Alos for a selling point, his company owns Pendragon and he said that if they did buy it they might relabel it under the Pendragon franchise to help it sell more copies. (Kind of like how Lords of Waterdeep is under the Dungeons and Dragons franchise.) I said I was fine with that (because let's be real, as long as it gets published it really doesn't matter to me).

He said that he liked the idea. He asked me what set it apart from any other game out there. I said that it was a worker placement game where you don't juts get your workers back a the end of every round, but you actually have to care about where they're at in relation to the other actions and care about how they move.

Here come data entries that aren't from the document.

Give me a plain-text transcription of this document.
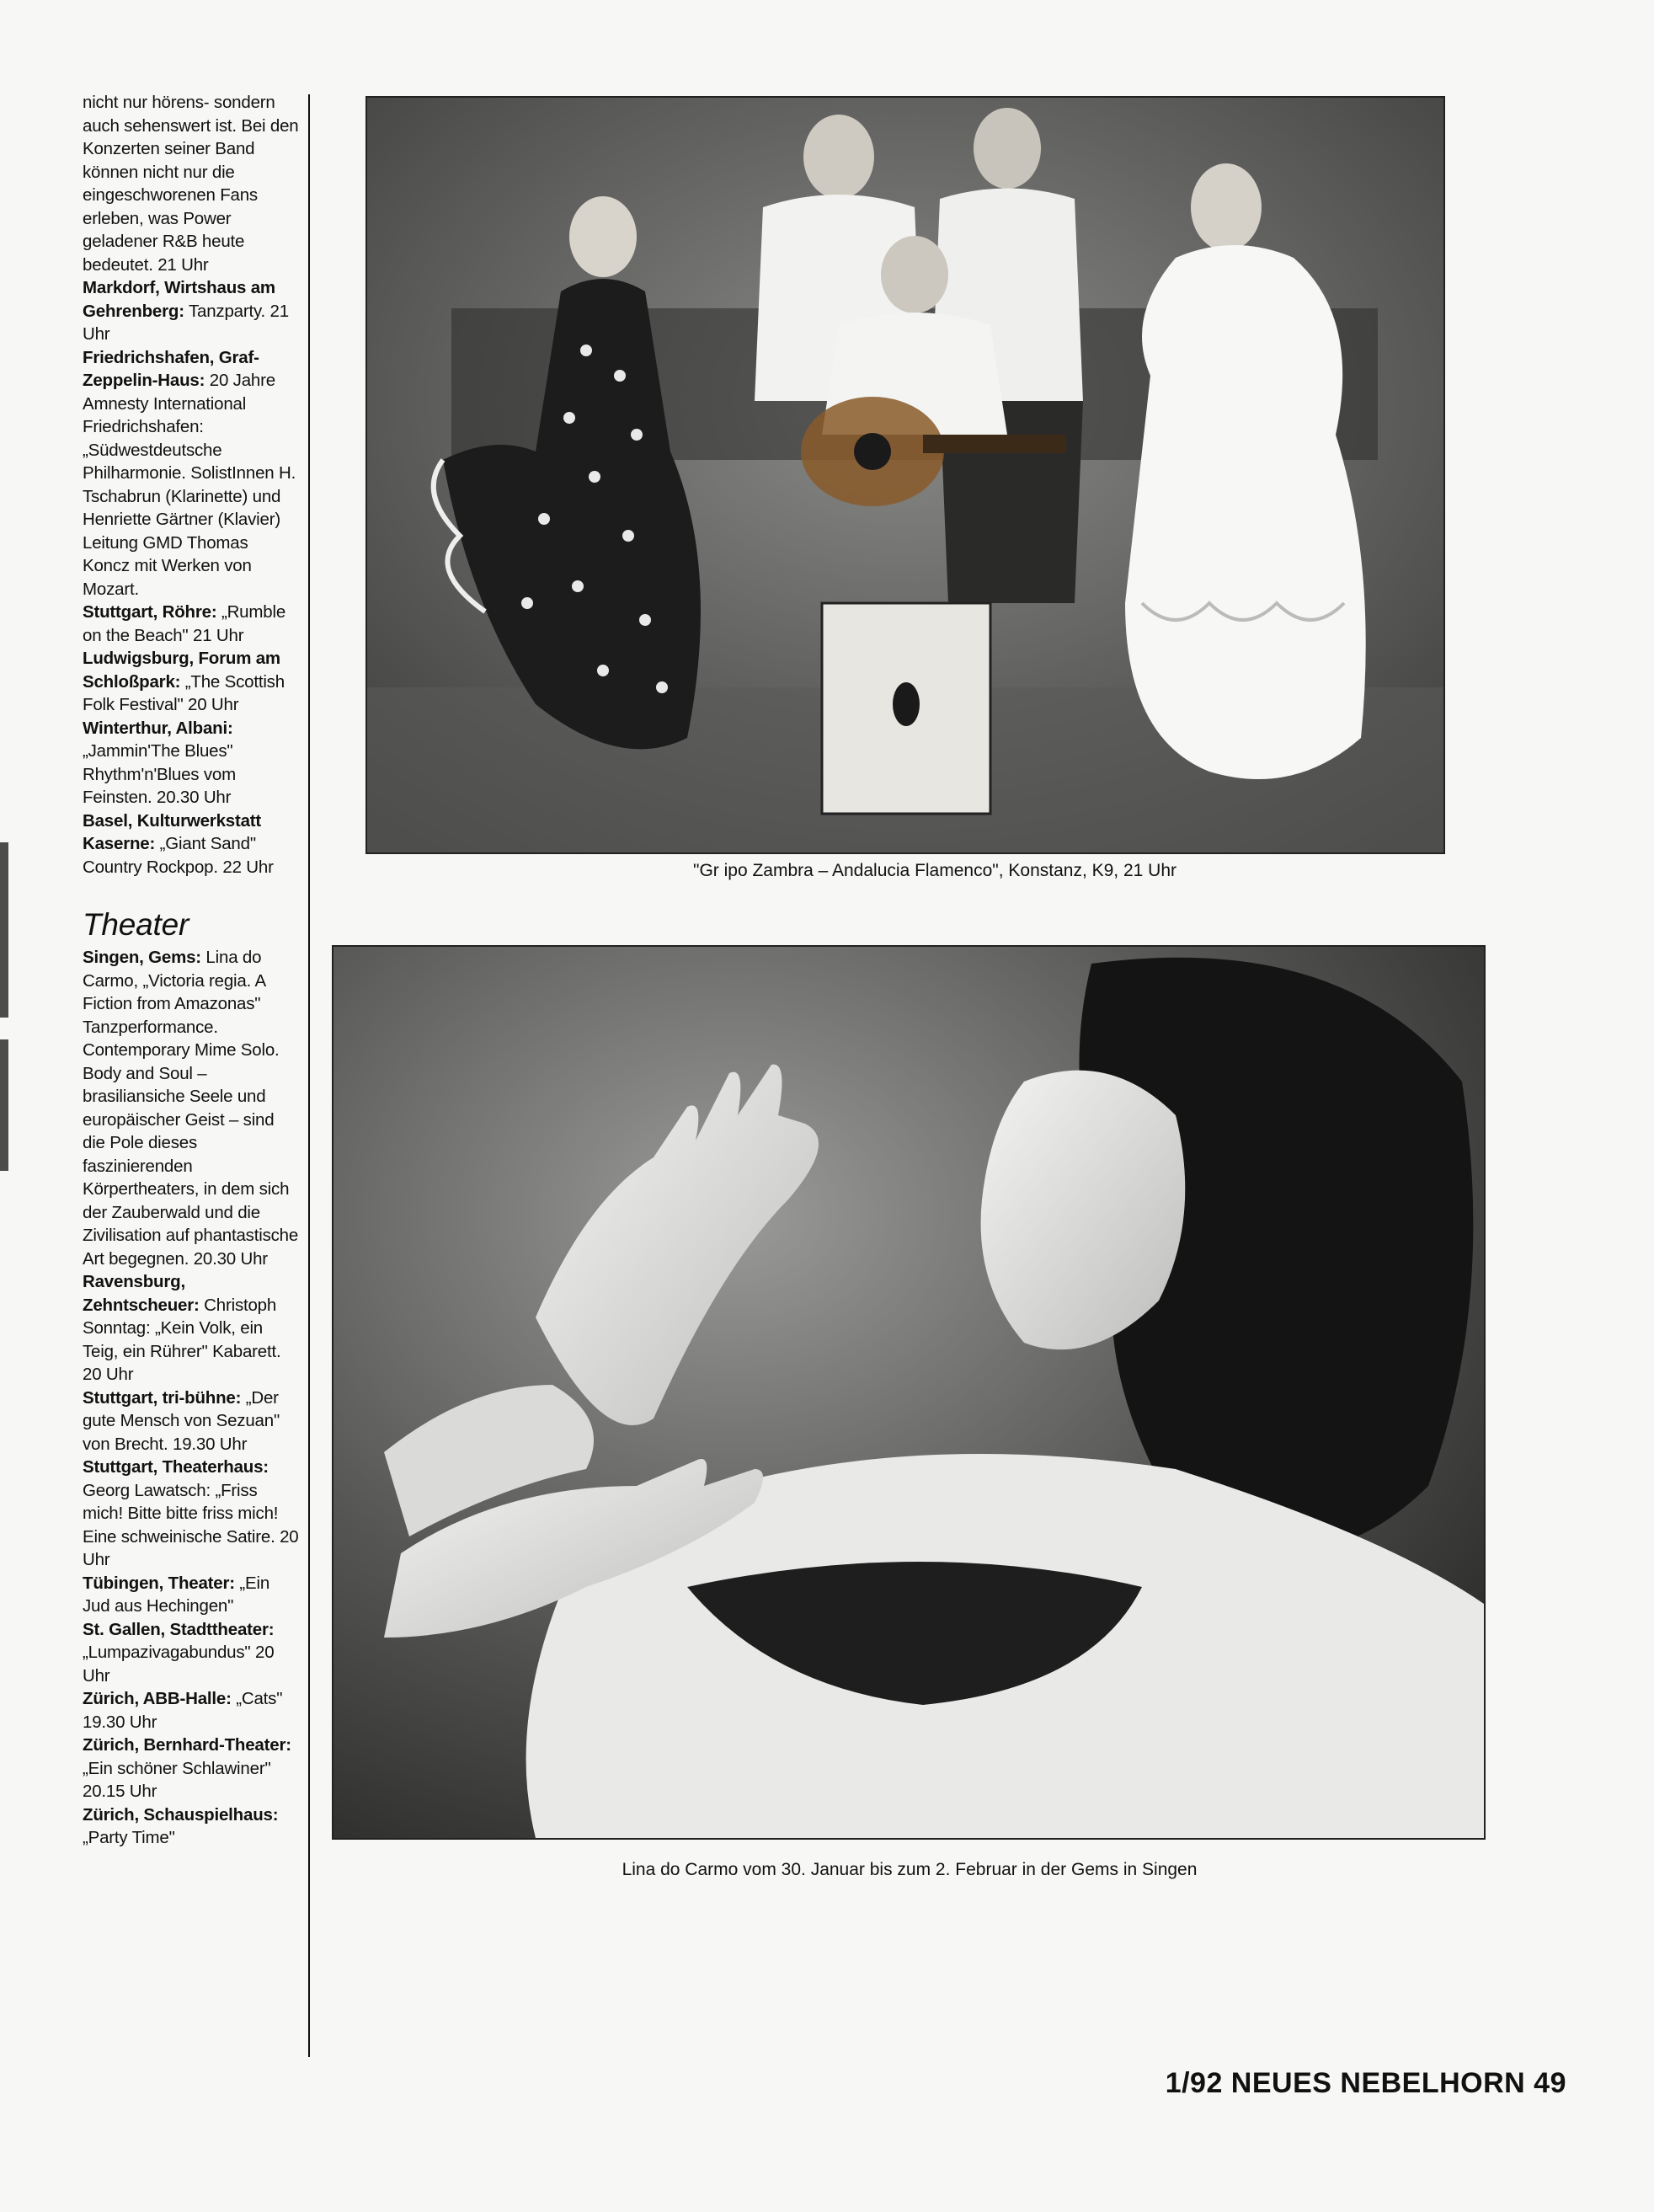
nicht nur hörens- sondern auch sehenswert ist. Bei den Konzerten seiner Band können nicht nur die eingeschworenen Fans erleben, was Power geladener R&B heute bedeutet. 21 Uhr

Markdorf, Wirtshaus am Gehrenberg: Tanzparty. 21 Uhr

Friedrichshafen, Graf-Zeppelin-Haus: 20 Jahre Amnesty International Friedrichshafen: „Südwestdeutsche Philharmonie. SolistInnen H. Tschabrun (Klarinette) und Henriette Gärtner (Klavier) Leitung GMD Thomas Koncz mit Werken von Mozart.

Stuttgart, Röhre: „Rumble on the Beach" 21 Uhr

Ludwigsburg, Forum am Schloßpark: „The Scottish Folk Festival" 20 Uhr

Winterthur, Albani: „Jammin'The Blues" Rhythm'n'Blues vom Feinsten. 20.30 Uhr

Basel, Kulturwerkstatt Kaserne: „Giant Sand" Country Rockpop. 22 Uhr

Theater

Singen, Gems: Lina do Carmo, „Victoria regia. A Fiction from Amazonas" Tanzperformance. Contemporary Mime Solo. Body and Soul – brasiliansiche Seele und europäischer Geist – sind die Pole dieses faszinierenden Körpertheaters, in dem sich der Zauberwald und die Zivilisation auf phantastische Art begegnen. 20.30 Uhr

Ravensburg, Zehntscheuer: Christoph Sonntag: „Kein Volk, ein Teig, ein Rührer" Kabarett. 20 Uhr

Stuttgart, tri-bühne: „Der gute Mensch von Sezuan" von Brecht. 19.30 Uhr

Stuttgart, Theaterhaus: Georg Lawatsch: „Friss mich! Bitte bitte friss mich! Eine schweinische Satire. 20 Uhr

Tübingen, Theater: „Ein Jud aus Hechingen"

St. Gallen, Stadttheater: „Lumpazivagabundus" 20 Uhr

Zürich, ABB-Halle: „Cats" 19.30 Uhr

Zürich, Bernhard-Theater: „Ein schöner Schlawiner" 20.15 Uhr

Zürich, Schauspielhaus: „Party Time"

"Gr ipo Zambra – Andalucia Flamenco", Konstanz, K9, 21 Uhr
Lina do Carmo vom 30. Januar bis zum 2. Februar in der Gems in Singen
1/92 NEUES NEBELHORN 49
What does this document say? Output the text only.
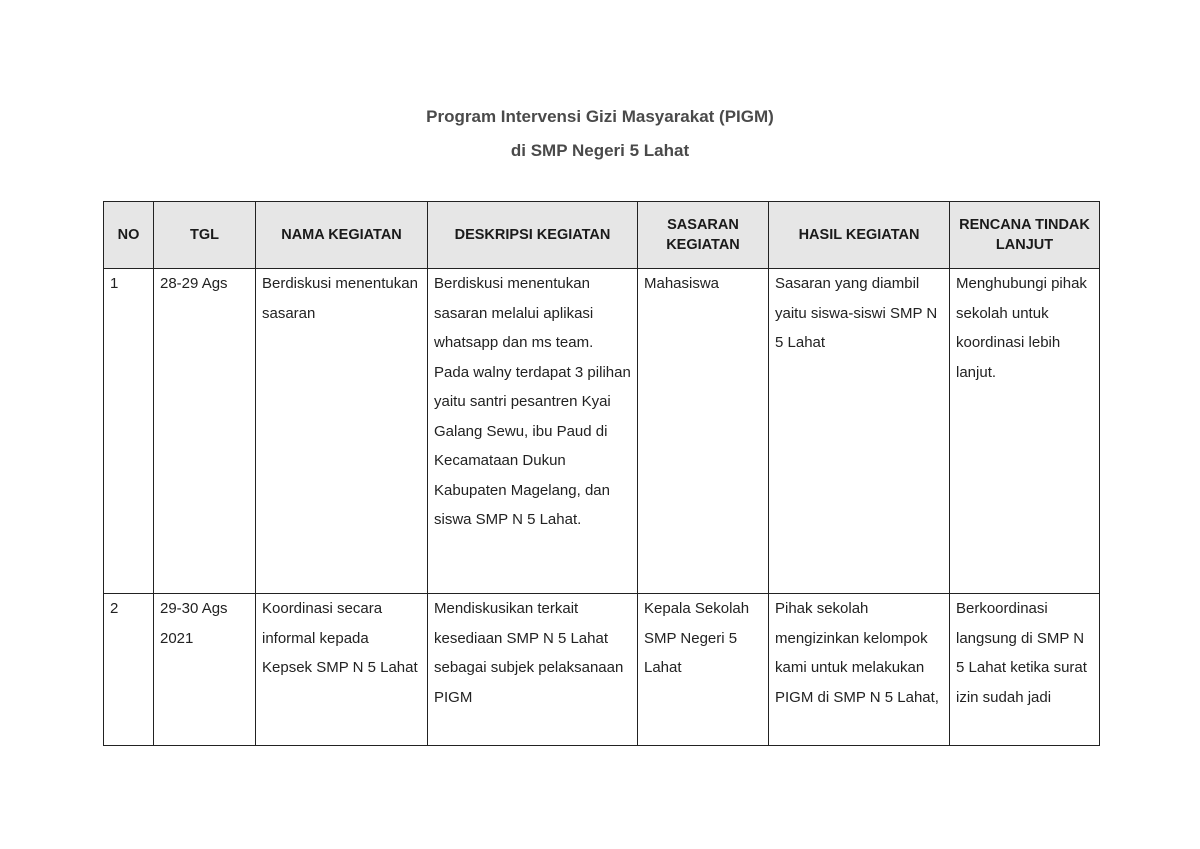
Program Intervensi Gizi Masyarakat (PIGM)

di SMP Negeri 5 Lahat

NO	TGL	NAMA KEGIATAN	DESKRIPSI KEGIATAN	SASARAN KEGIATAN	HASIL KEGIATAN	RENCANA TINDAK LANJUT
1	28-29 Ags	Berdiskusi menentukan sasaran	Berdiskusi menentukan sasaran melalui aplikasi whatsapp dan ms team. Pada walny terdapat 3 pilihan yaitu santri pesantren Kyai Galang Sewu, ibu Paud di Kecamataan Dukun Kabupaten Magelang, dan siswa SMP N 5 Lahat.	Mahasiswa	Sasaran yang diambil yaitu siswa-siswi SMP N 5 Lahat	Menghubungi pihak sekolah untuk koordinasi lebih lanjut.
2	29-30 Ags 2021	Koordinasi secara informal kepada Kepsek SMP N 5 Lahat	Mendiskusikan terkait kesediaan SMP N 5 Lahat sebagai subjek pelaksanaan PIGM	Kepala Sekolah SMP Negeri 5 Lahat	Pihak sekolah mengizinkan kelompok kami untuk melakukan PIGM di SMP N 5 Lahat,	Berkoordinasi langsung di SMP N 5 Lahat ketika surat izin sudah jadi
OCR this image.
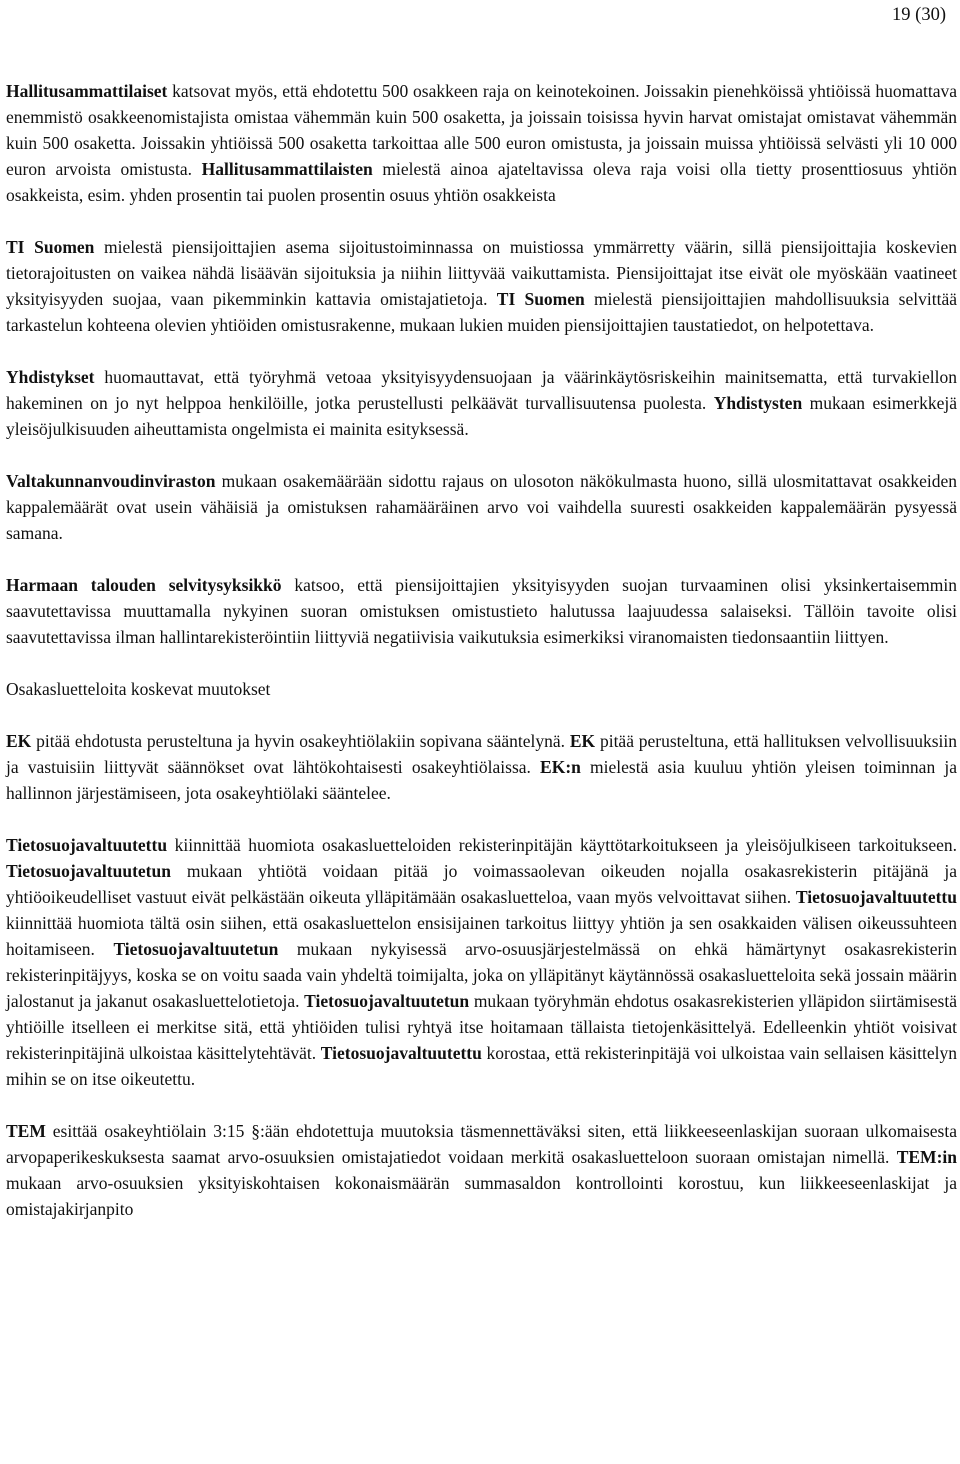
19 (30)

Hallitusammattilaiset katsovat myös, että ehdotettu 500 osakkeen raja on keinotekoinen. Joissakin pienehköissä yhtiöissä huomattava enemmistö osakkeenomistajista omistaa vähemmän kuin 500 osaketta, ja joissain toisissa hyvin harvat omistajat omistavat vähemmän kuin 500 osaketta. Joissakin yhtiöissä 500 osaketta tarkoittaa alle 500 euron omistusta, ja joissain muissa yhtiöissä selvästi yli 10 000 euron arvoista omistusta. Hallitusammattilaisten mielestä ainoa ajateltavissa oleva raja voisi olla tietty prosenttiosuus yhtiön osakkeista, esim. yhden prosentin tai puolen prosentin osuus yhtiön osakkeista

TI Suomen mielestä piensijoittajien asema sijoitustoiminnassa on muistiossa ymmärretty väärin, sillä piensijoittajia koskevien tietorajoitusten on vaikea nähdä lisäävän sijoituksia ja niihin liittyvää vaikuttamista. Piensijoittajat itse eivät ole myöskään vaatineet yksityisyyden suojaa, vaan pikemminkin kattavia omistajatietoja. TI Suomen mielestä piensijoittajien mahdollisuuksia selvittää tarkastelun kohteena olevien yhtiöiden omistusrakenne, mukaan lukien muiden piensijoittajien taustatiedot, on helpotettava.

Yhdistykset huomauttavat, että työryhmä vetoaa yksityisyydensuojaan ja väärinkäytösriskeihin mainitsematta, että turvakiellon hakeminen on jo nyt helppoa henkilöille, jotka perustellusti pelkäävät turvallisuutensa puolesta. Yhdistysten mukaan esimerkkejä yleisöjulkisuuden aiheuttamista ongelmista ei mainita esityksessä.

Valtakunnanvoudinviraston mukaan osakemäärään sidottu rajaus on ulosoton näkökulmasta huono, sillä ulosmitattavat osakkeiden kappalemäärät ovat usein vähäisiä ja omistuksen rahamääräinen arvo voi vaihdella suuresti osakkeiden kappalemäärän pysyessä samana.

Harmaan talouden selvitysyksikkö katsoo, että piensijoittajien yksityisyyden suojan turvaaminen olisi yksinkertaisemmin saavutettavissa muuttamalla nykyinen suoran omistuksen omistustieto halutussa laajuudessa salaiseksi. Tällöin tavoite olisi saavutettavissa ilman hallintarekisteröintiin liittyviä negatiivisia vaikutuksia esimerkiksi viranomaisten tiedonsaantiin liittyen.

Osakasluetteloita koskevat muutokset

EK pitää ehdotusta perusteltuna ja hyvin osakeyhtiölakiin sopivana sääntelynä. EK pitää perusteltuna, että hallituksen velvollisuuksiin ja vastuisiin liittyvät säännökset ovat lähtökohtaisesti osakeyhtiölaissa. EK:n mielestä asia kuuluu yhtiön yleisen toiminnan ja hallinnon järjestämiseen, jota osakeyhtiölaki sääntelee.

Tietosuojavaltuutettu kiinnittää huomiota osakasluetteloiden rekisterinpitäjän käyttötarkoitukseen ja yleisöjulkiseen tarkoitukseen. Tietosuojavaltuutetun mukaan yhtiötä voidaan pitää jo voimassaolevan oikeuden nojalla osakasrekisterin pitäjänä ja yhtiöoikeudelliset vastuut eivät pelkästään oikeuta ylläpitämään osakasluetteloa, vaan myös velvoittavat siihen. Tietosuojavaltuutettu kiinnittää huomiota tältä osin siihen, että osakasluettelon ensisijainen tarkoitus liittyy yhtiön ja sen osakkaiden välisen oikeussuhteen hoitamiseen. Tietosuojavaltuutetun mukaan nykyisessä arvo-osuusjärjestelmässä on ehkä hämärtynyt osakasrekisterin rekisterinpitäjyys, koska se on voitu saada vain yhdeltä toimijalta, joka on ylläpitänyt käytännössä osakasluetteloita sekä jossain määrin jalostanut ja jakanut osakasluettelotietoja. Tietosuojavaltuutetun mukaan työryhmän ehdotus osakasrekisterien ylläpidon siirtämisestä yhtiöille itselleen ei merkitse sitä, että yhtiöiden tulisi ryhtyä itse hoitamaan tällaista tietojenkäsittelyä. Edelleenkin yhtiöt voisivat rekisterinpitäjinä ulkoistaa käsittelytehtävät. Tietosuojavaltuutettu korostaa, että rekisterinpitäjä voi ulkoistaa vain sellaisen käsittelyn mihin se on itse oikeutettu.

TEM esittää osakeyhtiölain 3:15 §:ään ehdotettuja muutoksia täsmennettäväksi siten, että liikkeeseenlaskijan suoraan ulkomaisesta arvopaperikeskuksesta saamat arvo-osuuksien omistajatiedot voidaan merkitä osakasluetteloon suoraan omistajan nimellä. TEM:in mukaan arvo-osuuksien yksityiskohtaisen kokonaismäärän summasaldon kontrollointi korostuu, kun liikkeeseenlaskijat ja omistajakirjanpito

He siad he didn't want to take my copy of the game, but he wanted to play it. He said, "I'm definitely interested and I definitely love the idea." What he wants me to do so that he can get a copy of it to play is to upload my files and such and create a game on the game crafter so that he can buy a copy of it so that he can play it. So my next step is putting Somerset together on the Game Crafter and making it avertible to buy, then sending Alan the link so that he can buy it, play it, and (hopefully) want to publish it.

But even in parting he said that if if he liked it and their company decided not to publish it he would recommend it to other game companies (because, you know, he those kinds of connections). I thanked him and he said no problem.

Anyway, that was our meeting. So I'd say that it went super duper well. I can't think of a realistic way it could have gone better. So thanks for all your prayers and thoughts everyone!